Background: New-onset postoperative atrial fibrillation (POAF) is associated with poor short- and long-term outcomes after isolated coronary artery bypass graft (CABG). This study evaluated whether new-onset POAF is independently associated with long-term (>1 year) atrial fibrillation (AF) and mortality.
Methods: Among 1,171 consecutive patients who had undergone CABG, AF and mortality were compared between patients with POAF (POAF group, n = 244) and those without POAF (no-POAF group, n = 927) after propensity score matching.
Results: During the follow-up period of 41 ± 23 months (range 0-87 months), the POAF group had a higher incidence of total (20/927 [2.2%] vs 46/244 [18.9%], P < .001) and long-term AF recurrence (13/927 [1.4%] vs 25/244 [10.2%], P < .001).
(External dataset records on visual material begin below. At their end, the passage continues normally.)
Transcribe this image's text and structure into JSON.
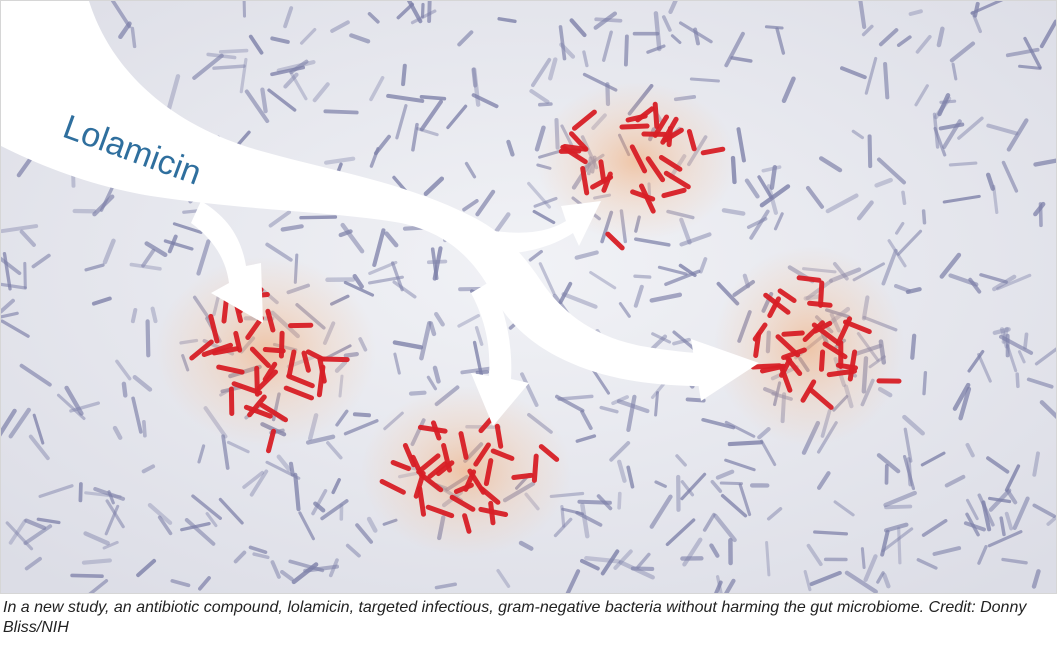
{
  "illustration": {
    "label": "Lolamicin",
    "colors": {
      "background": "#e9eaf0",
      "bacteria_neutral": "#7c7fa8",
      "bacteria_target": "#d81f26",
      "arrow": "#ffffff",
      "label": "#2f6f9e",
      "glow": "#f3a56a"
    }
  },
  "caption": {
    "text": "In a new study, an antibiotic compound, lolamicin, targeted infectious, gram-negative bacteria without harming the gut microbiome. Credit: Donny Bliss/NIH"
  }
}
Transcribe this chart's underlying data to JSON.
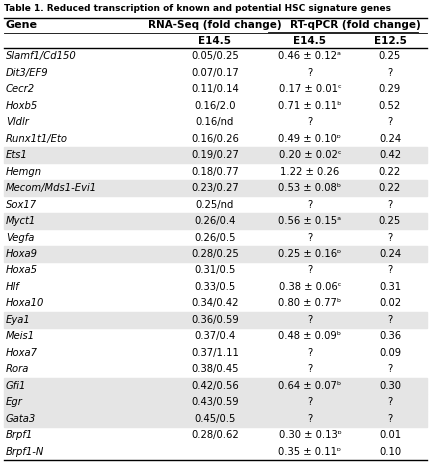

Even after propensity score matching, the POAF group still showed a higher incidence of total (7/244 [2.9%] vs 46/224 [18.9%], P < .001) and long-term AF recurrence (4/244 [1.6%] vs 25/224 [10.2%], P < .001). In addition, the POAF group had a lower cumulative survival free of long-term AF than the no-POAF group (P < .001). In competing risk regression, POAF was an independent predictor of long-term newly developed AF (hazard ratio 4.99, 95% CI 1.68-14.84, P = .004). Cumulative survival free of death was worse in patients with POAF (P = .01).
Conclusions: New-onset POAF was shown to be a predictor of long-term newly developed AF in CABG patients. The results of this study suggest that patients who develop POAF should undergo strict surveillance and routine screening for AF during follow-up after surgery.